WIG_PATH = os.path.join(DATA_DIR, "WIG.mst")
TRAINING_MODEL_STOCK = "WIG"

#Simple method to plot prediction results in compare to data sample 
def plot_samples(preds, targets, stock_sym=None, multiplier=5):
        def _flatten(seq):
            return np.array([x for y in seq for x in y])

        truths = _flatten(targets)[-200:]
        preds = (_flatten(preds) * multiplier)[-200:]
        days = range(len(truths))[-200:]

        plt.figure(figsize=(12, 6))
        plt.plot(days, truths, label='truth')
        plt.plot(days, preds, label='pred')
        plt.legend(loc='upper left', frameon=False)
        plt.xlabel("day")
        plt.ylabel("normalized price")
        plt.ylim((min(truths), max(truths)))
        plt.grid(ls='--')

        if stock_sym:
            plt.title(stock_sym + " | Last %d days in test" % len(truths))
            
#Just to preview data
df_wig = pd.read_csv(WIG_PATH)
df_wig['<OPEN>'].plot()

You can configure model changing parameters of DEFAULT_CONFIG, please check stock_rnn/scripts/config.py for whole list of parameters. When you ran this part of notebook you can see WIG stock price plotted - it simple tells you that data is on its place. I added the data directory in case they were not available at BOSSA.pl at one time but at the time of writing this post fresh data are availible every day and you can download it using second notebook cell:

#Download newest stock data if not downloaded today and unzip
today = datetime.now()
today_dir = os.path.join(NEW_DATA_DIR, today.strftime('%Y%m%d'))

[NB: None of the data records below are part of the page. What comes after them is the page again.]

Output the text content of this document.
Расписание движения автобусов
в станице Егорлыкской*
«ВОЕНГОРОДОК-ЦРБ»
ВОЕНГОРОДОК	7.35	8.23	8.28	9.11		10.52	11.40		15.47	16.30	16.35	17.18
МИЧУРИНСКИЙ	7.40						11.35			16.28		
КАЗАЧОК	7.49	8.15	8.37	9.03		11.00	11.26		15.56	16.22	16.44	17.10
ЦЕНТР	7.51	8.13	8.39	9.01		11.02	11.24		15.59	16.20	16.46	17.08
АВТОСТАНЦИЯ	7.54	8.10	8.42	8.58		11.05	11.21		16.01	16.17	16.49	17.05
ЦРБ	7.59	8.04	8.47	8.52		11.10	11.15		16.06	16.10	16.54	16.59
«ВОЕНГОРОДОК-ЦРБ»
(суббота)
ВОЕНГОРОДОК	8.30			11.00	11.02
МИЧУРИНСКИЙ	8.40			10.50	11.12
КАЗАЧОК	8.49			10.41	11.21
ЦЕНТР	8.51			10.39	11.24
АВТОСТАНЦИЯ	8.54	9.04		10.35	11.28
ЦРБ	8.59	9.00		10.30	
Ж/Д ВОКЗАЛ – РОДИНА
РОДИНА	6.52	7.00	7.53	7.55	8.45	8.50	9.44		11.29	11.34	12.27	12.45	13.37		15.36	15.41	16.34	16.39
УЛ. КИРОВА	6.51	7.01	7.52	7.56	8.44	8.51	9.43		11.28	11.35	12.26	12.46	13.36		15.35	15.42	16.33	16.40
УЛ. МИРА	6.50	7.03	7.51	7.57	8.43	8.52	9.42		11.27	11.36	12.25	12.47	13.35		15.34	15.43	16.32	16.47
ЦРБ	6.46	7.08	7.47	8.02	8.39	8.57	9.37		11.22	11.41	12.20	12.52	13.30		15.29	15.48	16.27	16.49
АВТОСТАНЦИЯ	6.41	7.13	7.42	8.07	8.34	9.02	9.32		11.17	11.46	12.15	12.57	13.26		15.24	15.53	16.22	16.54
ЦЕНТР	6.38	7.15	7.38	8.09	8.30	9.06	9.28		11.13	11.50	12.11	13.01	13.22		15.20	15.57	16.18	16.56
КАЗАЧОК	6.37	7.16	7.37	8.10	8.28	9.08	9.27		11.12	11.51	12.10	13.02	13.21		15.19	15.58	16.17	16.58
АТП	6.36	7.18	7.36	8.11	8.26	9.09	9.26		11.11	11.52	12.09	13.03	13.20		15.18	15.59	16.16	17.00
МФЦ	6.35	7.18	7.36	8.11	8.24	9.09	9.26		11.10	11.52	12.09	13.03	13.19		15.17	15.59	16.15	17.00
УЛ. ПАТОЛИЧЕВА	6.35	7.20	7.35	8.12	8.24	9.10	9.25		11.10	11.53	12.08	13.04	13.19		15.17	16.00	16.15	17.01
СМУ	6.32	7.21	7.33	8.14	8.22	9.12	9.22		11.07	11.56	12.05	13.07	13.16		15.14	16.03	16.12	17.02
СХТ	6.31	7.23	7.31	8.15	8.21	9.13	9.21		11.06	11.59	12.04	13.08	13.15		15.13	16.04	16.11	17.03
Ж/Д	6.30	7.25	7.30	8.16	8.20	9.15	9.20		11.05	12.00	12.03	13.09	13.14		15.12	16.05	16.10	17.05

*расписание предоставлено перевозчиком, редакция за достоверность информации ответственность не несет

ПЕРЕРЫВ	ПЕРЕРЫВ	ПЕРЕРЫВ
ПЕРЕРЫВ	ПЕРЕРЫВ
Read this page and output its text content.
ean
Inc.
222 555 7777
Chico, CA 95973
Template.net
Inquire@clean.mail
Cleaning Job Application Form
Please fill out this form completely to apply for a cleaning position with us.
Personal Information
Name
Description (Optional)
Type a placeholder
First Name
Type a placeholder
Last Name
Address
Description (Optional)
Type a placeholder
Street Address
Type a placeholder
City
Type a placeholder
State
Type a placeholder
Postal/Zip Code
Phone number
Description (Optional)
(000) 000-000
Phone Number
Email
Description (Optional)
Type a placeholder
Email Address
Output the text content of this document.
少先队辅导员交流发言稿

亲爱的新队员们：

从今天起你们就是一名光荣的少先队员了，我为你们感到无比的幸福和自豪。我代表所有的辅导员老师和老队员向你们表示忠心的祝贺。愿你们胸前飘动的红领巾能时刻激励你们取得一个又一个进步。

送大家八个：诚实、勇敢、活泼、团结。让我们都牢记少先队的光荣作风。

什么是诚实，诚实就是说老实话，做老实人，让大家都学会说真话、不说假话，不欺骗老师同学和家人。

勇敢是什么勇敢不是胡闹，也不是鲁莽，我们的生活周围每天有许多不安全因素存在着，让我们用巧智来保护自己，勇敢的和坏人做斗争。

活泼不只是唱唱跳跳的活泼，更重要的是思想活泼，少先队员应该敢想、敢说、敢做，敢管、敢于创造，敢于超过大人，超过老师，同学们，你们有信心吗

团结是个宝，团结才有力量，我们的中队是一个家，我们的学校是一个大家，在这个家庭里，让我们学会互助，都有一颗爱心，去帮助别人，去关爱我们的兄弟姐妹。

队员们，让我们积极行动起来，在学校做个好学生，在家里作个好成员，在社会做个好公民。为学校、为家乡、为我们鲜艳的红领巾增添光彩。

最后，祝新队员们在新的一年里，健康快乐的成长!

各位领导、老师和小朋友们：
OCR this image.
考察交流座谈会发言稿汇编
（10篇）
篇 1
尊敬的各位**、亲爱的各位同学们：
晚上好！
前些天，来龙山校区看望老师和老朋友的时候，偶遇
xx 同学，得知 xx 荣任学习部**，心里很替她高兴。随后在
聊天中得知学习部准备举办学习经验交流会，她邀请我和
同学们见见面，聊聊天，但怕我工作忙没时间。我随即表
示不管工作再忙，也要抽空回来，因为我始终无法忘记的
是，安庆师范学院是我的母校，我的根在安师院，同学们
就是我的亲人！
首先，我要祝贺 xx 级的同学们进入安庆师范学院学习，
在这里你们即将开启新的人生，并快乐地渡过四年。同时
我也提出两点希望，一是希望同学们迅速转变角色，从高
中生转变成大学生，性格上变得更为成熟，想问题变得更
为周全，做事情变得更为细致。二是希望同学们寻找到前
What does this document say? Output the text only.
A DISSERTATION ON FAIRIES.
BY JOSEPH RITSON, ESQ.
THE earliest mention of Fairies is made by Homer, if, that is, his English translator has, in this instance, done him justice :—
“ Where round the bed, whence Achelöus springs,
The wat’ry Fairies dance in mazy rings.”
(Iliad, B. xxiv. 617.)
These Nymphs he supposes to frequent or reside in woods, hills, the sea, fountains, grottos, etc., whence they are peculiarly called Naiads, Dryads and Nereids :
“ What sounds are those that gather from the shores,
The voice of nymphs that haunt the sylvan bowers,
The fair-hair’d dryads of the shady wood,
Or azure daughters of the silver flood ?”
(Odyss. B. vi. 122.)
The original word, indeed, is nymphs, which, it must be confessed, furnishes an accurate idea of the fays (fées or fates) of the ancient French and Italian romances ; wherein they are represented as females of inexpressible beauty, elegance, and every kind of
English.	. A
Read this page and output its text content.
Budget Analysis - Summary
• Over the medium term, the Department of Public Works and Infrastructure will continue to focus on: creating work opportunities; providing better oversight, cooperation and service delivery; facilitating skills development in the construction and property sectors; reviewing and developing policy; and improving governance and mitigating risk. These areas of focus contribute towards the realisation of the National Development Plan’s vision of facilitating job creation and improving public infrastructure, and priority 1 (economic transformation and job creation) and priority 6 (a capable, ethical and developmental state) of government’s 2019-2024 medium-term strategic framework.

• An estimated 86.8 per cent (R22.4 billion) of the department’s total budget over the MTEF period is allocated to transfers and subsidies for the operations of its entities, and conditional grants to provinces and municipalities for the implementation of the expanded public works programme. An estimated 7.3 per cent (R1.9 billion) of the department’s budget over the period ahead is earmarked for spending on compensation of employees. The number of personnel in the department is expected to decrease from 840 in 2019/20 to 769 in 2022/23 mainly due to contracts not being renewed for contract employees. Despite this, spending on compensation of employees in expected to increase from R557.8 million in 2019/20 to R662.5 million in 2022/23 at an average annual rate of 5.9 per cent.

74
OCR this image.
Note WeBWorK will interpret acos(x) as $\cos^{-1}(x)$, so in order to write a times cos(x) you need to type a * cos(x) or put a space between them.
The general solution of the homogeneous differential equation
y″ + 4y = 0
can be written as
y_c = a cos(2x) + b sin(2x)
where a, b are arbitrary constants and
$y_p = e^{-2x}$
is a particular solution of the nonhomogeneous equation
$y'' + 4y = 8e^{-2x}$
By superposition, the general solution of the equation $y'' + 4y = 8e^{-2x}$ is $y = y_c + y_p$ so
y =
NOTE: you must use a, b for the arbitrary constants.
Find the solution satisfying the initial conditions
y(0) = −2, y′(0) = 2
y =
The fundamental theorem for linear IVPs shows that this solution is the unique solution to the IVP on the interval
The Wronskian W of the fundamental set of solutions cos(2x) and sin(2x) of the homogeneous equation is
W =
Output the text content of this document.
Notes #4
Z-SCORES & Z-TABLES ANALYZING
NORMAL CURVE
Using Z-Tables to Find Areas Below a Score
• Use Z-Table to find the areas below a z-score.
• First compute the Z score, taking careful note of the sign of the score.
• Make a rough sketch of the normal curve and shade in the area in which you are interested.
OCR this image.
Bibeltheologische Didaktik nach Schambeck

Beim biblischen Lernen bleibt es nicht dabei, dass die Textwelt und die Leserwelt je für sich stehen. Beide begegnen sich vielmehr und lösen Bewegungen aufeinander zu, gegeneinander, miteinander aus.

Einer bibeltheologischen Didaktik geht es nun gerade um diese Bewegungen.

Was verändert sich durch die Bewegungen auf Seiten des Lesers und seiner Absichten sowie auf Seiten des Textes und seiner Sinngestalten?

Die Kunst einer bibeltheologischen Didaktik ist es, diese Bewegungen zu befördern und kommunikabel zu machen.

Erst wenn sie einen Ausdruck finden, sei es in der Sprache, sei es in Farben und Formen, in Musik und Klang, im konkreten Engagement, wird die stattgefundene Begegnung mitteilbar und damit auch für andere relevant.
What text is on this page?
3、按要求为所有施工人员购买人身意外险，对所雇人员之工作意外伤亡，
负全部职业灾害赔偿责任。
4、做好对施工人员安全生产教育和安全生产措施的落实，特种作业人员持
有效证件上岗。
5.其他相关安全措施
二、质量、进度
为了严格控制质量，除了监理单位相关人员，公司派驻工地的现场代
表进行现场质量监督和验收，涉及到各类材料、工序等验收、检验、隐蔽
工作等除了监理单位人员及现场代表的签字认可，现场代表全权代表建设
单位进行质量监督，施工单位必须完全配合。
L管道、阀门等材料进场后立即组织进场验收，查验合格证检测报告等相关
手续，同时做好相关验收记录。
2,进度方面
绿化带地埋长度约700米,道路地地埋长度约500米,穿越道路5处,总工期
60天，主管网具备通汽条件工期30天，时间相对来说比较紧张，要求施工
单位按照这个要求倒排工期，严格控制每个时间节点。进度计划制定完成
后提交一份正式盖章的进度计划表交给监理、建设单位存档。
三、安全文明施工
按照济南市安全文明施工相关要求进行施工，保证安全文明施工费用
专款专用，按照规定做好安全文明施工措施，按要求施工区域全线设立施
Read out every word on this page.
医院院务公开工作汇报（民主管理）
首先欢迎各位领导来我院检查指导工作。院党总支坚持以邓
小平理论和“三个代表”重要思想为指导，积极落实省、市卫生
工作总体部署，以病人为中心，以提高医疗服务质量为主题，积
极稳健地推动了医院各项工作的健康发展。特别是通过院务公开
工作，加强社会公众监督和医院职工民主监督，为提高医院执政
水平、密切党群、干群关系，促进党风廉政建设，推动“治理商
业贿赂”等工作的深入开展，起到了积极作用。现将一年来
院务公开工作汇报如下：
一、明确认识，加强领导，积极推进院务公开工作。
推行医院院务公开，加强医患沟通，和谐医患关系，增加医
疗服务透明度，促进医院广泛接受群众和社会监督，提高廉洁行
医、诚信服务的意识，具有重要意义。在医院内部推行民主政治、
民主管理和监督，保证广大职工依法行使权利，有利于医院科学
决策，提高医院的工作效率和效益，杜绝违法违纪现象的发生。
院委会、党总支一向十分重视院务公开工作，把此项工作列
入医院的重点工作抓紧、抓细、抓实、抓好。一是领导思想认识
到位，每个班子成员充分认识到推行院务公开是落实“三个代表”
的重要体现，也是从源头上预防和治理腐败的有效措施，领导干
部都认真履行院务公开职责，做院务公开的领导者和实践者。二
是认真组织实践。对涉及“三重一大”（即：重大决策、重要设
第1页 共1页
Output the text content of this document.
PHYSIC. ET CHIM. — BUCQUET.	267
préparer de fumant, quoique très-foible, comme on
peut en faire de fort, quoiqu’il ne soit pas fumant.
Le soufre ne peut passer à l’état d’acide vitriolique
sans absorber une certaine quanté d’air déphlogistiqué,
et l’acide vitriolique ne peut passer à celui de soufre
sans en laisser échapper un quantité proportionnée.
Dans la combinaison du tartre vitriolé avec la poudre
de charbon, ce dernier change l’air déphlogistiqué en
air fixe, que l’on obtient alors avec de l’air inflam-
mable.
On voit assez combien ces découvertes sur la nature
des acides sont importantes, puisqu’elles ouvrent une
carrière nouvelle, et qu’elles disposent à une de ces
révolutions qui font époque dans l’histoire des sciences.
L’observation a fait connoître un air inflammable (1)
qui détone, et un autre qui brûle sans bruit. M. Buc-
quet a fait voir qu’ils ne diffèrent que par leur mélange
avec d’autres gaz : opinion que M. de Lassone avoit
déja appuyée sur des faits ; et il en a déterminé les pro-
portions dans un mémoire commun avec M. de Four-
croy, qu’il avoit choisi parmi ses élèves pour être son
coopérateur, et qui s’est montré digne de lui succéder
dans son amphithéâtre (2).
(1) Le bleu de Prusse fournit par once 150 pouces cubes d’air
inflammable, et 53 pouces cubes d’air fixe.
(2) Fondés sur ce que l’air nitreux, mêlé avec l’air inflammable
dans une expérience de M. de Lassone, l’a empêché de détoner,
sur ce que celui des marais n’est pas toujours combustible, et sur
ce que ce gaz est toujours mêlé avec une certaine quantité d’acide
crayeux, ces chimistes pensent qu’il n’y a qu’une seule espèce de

if(not os.path.exists(today_dir)): 
   os.makedirs(today_dir)
   resp = urlopen(BOSSA_PL_STOCK_DATA_URL)
   zipfile = ZipFile(BytesIO(resp.read()))
   zipfile.extractall(today_dir)

Now it’s time to build and train model:

#Build graph and train it for stock symbol provided
lstm_graph = build_lstm_graph_with_config(config=DEFAULT_CONFIG)
train_lstm_graph(TRAINING_MODEL_STOCK, lstm_graph, config=DEFAULT_CONFIG)

You can configure stock symbol to train with using TRAINING_MODEL_STOCK variable. After while (or more) model is trained and saved. You can easily test it with other stock prices data:

#Load trained graph and test on other stock data (or same)
TEST_MODEL_STOCK = "WIG20"

stock_data_set =  StockDataSet(
   TEST_MODEL_STOCK,
   input_size=1,
   num_steps=30,
   test_ratio=1.0)

Here I just use StockDataSet to create test data from downloaded stock price data files. test_ratio param is set to 1.0 because all data will be used as test data (class is originally build to create, train and test data with provided ratio). Now its time to test:

#Load graph trained in previous step
graph_name = "%s_lr%.2f_lr_decay%.3f_lstm%d_step%d_input%d_batch%d_epoch%d" % (
        TRAINING_MODEL_STOCK,
        DEFAULT_CONFIG.init_learning_rate, DEFAULT_CONFIG.learning_rate_decay,
        DEFAULT_CONFIG.lstm_size, DEFAULT_CONFIG.num_steps,
        DEFAULT_CONFIG.input_size, DEFAULT_CONFIG.batch_size, DEFAULT_CONFIG.max_epoch)
test_prediction, test_loss = prediction_by_trained_graph(graph_name, DEFAULT_CONFIG.max_epoch, stock_data_set.test_X, stock_data_set.test_y)

Pay attention to the name of graph (graph_name variable) because it needs to be same as graph saved during training process. If you don’t change DEFAULT_CONFIG beetween traing and testing then grap_name variable should be OK. Last but not least we can plot our prediction:

plot_samples(test_prediction, stock_data_set.test_y, TEST_MODEL_STOCK)

I just use Lilian method but with small changes which allow to plot in Jupyter. If everything is ok you should see result like this: Stock price prediction compared to price

Please remember that price move is normalized and it’s showing relative change rates instead of the absolute values!

This is it! You can find whole project in my GitHub account and I strongly suggest that you read the great work of Lilian.

Please remember that the price prediction of stock exchange shares is very difficult and requires a much richer model and a larger amount of data. Thanks for reading!